The Galle Diaries IV

Reflections of the GLF 2012 through the eyes of a Lit Lover


21st January 2012

The Fort looks slightly desolate already at 8.30am when I arrive at Amangalla. The only festivalgoer’s left here, are the children departing in their program, as on the final day the sessions are held in the Lighthouse Hotel. I however have elected to skip the morning talks in favor of the tour of the Fort conducted by Mrs. Cader. She arrives all smiles and our tour group starts at the Old Dutch Church, which we are told was a gift by the Dutch Governor when his daughter was born. We then head up towards the ‘Black Fort’ built in 1625, which was the original fort built by the Portuguese. This part of the Fort is normally inaccessible to the public and it is only once a year on this tour that anyone comes by. We go through a tunnel and look at the torture chamber and admire the stunning view.

It’s hot, hot and hot and we almost melt in the heat as we continue on the tour, looking at the Fort from a totally different perspective. Mrs. Carder is full of interesting tidbits of interest, an history that the Fort is full of. She takes us to the town square and the District Court built by the British. In the meantime she tells us how under Dutch rule many of the Muslims in the Fort were chased away, however they came back when the British period began and thrived under this rule as traders and have remained there ever since. She also shared her views on the Festival and the Highway saying that the benefits have helped immensely.

We now make our way down to look at a traditional Dutch house, then the place where the Dutch manufactured their weapons – now buried. We admire the new lighthouse, new being a relative term as it was built in the 1930’s! From there we head to the site where the old lighthouse stood, and look down at rampart hotel. Here Mrs. Cader shares that it was this house where the famous murder of Mrs. Kularatne took place, via arsenic poisoning in the 60’s. This much-sensationalized case has even been made into a tele-drama. We then look at a few houses and stroll down the streets of the Fort to wind up a wonderfully informative tour.

The festival is drawing to a close, but there is one more event to attend before start the mourning process. I have the opportunity to listen to the wonderful Nayantara Saghal again, this time together with biographer Katherine Frank discuss Indira Gandhi. One of the most influential women in India’s history, her cousin and her biographer discuss her decision, her attitude as a leader and help us paint a more personal picture of this remarkable woman. They debate the question of whether she had leadership thrust upon her, or whether she saw it as inevitable.

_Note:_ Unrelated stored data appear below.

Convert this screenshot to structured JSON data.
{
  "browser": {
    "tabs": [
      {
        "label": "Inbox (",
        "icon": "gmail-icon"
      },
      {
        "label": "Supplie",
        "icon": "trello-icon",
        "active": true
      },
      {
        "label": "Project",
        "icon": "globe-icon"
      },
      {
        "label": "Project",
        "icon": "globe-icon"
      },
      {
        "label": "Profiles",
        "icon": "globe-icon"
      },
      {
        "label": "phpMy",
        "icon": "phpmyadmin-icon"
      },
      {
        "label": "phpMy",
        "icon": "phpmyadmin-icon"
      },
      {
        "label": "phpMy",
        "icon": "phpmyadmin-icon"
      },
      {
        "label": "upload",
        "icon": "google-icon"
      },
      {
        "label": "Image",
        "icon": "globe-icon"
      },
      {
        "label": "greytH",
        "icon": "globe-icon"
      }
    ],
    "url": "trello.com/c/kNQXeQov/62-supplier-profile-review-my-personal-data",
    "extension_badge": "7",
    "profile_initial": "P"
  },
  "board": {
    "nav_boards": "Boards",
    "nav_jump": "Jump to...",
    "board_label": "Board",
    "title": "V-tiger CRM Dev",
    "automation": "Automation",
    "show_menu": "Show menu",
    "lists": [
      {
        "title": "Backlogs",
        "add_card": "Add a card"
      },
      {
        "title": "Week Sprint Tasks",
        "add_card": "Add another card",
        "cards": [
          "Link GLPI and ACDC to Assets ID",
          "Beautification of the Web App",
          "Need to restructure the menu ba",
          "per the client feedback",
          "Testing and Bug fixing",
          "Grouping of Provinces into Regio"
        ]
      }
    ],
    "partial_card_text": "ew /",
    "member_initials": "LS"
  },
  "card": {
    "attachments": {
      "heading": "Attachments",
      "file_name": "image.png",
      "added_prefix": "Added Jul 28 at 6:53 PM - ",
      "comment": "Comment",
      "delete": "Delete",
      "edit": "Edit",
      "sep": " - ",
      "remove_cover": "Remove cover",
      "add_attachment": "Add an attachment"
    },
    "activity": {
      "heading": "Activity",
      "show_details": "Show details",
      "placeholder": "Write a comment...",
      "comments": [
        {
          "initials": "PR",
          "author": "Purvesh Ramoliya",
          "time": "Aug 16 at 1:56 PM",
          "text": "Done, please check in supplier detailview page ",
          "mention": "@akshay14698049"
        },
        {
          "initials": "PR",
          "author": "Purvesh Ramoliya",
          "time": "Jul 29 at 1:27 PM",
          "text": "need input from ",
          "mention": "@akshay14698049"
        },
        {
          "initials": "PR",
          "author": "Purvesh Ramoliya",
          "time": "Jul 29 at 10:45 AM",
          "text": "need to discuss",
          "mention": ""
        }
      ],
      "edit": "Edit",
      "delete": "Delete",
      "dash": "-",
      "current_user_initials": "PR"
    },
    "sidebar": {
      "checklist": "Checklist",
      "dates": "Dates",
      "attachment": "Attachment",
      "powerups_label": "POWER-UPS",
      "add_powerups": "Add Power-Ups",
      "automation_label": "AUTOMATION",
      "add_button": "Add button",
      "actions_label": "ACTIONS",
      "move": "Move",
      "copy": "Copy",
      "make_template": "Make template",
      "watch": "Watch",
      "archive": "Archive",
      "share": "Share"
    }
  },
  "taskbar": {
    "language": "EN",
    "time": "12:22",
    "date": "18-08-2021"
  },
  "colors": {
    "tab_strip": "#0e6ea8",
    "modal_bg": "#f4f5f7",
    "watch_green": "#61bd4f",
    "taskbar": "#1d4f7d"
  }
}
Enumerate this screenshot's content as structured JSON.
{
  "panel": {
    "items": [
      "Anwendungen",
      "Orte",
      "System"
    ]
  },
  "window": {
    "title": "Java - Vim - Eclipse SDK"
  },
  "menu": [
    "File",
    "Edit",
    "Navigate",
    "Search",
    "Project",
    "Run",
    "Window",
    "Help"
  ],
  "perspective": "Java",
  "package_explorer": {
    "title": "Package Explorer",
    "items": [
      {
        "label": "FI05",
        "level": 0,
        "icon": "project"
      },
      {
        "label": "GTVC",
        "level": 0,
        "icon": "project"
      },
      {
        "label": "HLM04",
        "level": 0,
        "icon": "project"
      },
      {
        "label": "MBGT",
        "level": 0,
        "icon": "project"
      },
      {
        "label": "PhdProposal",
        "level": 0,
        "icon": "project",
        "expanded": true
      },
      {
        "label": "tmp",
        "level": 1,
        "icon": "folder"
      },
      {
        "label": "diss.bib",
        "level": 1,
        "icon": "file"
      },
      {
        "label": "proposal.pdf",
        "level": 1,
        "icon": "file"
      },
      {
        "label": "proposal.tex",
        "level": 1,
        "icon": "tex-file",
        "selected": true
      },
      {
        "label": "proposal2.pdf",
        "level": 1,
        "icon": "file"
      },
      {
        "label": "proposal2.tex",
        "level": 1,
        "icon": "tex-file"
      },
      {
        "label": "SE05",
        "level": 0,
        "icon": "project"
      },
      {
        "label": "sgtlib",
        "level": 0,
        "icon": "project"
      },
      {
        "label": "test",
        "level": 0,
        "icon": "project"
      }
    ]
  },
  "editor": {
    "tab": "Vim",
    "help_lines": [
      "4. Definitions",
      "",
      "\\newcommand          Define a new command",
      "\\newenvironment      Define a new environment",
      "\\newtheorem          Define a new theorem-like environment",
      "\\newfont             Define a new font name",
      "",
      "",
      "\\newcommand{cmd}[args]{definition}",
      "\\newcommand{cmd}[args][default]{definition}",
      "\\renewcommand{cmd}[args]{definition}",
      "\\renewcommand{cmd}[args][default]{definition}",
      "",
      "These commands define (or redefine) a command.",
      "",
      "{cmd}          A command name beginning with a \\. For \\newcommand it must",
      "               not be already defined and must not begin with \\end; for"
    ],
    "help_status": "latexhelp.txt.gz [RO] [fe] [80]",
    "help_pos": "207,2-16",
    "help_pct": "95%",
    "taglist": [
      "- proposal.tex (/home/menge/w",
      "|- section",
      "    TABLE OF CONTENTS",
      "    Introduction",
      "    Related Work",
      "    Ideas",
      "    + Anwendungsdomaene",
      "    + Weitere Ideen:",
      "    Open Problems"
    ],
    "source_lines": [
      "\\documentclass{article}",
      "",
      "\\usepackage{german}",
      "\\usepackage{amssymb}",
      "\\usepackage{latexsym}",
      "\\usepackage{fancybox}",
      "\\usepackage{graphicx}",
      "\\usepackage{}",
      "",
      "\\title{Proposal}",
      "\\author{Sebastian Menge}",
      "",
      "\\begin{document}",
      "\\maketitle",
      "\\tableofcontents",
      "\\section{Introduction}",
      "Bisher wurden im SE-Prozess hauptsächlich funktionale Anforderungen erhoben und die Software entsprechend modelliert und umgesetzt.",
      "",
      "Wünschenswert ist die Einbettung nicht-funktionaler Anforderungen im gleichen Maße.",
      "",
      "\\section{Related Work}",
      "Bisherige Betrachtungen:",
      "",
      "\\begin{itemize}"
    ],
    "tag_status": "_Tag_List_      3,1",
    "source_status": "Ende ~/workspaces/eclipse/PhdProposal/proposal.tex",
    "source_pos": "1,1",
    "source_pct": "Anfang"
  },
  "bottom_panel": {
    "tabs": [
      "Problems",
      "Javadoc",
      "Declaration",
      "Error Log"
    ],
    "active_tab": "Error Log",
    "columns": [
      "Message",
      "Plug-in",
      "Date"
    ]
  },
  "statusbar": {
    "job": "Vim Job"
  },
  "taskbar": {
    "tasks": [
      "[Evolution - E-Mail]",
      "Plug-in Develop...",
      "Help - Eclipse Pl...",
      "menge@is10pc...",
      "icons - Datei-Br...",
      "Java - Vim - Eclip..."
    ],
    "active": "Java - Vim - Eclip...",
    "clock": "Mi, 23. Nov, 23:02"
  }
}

As the discussion progresses, we come to see that Indira Gandhi was a deeply conflicted woman. The questions asked by the audience are invariably political, as many Sri Lankan’s have questionable feelings at best about her. I again however now well savvy into how to avoid long lines for book signings, slip out and purchase a copy of Nayantara’s book ‘Jawaharlal Nehru: Civilizing a Savage World” to get signed. The line is long and I’m glad that I skipped a few questions. Seeing Nayantra up close is exciting and she smiles sweetly as she signs my copy and I scuttle off.

Exiting the Lighthouse, I feel several spasms of excitement as I spot the various authors milling around as they head to the Finale lunch. Ashok Ferry is spotted; I see David Robson and many others while the volunteers rush around slightly harried. Another fantastic Galle Lit Fest has come to an end, and I for one can’t wait a whole year for anther one. So till then I am off to obsessively check the British Council for their events featuring authors and gaze at my signed copies of books with rapture.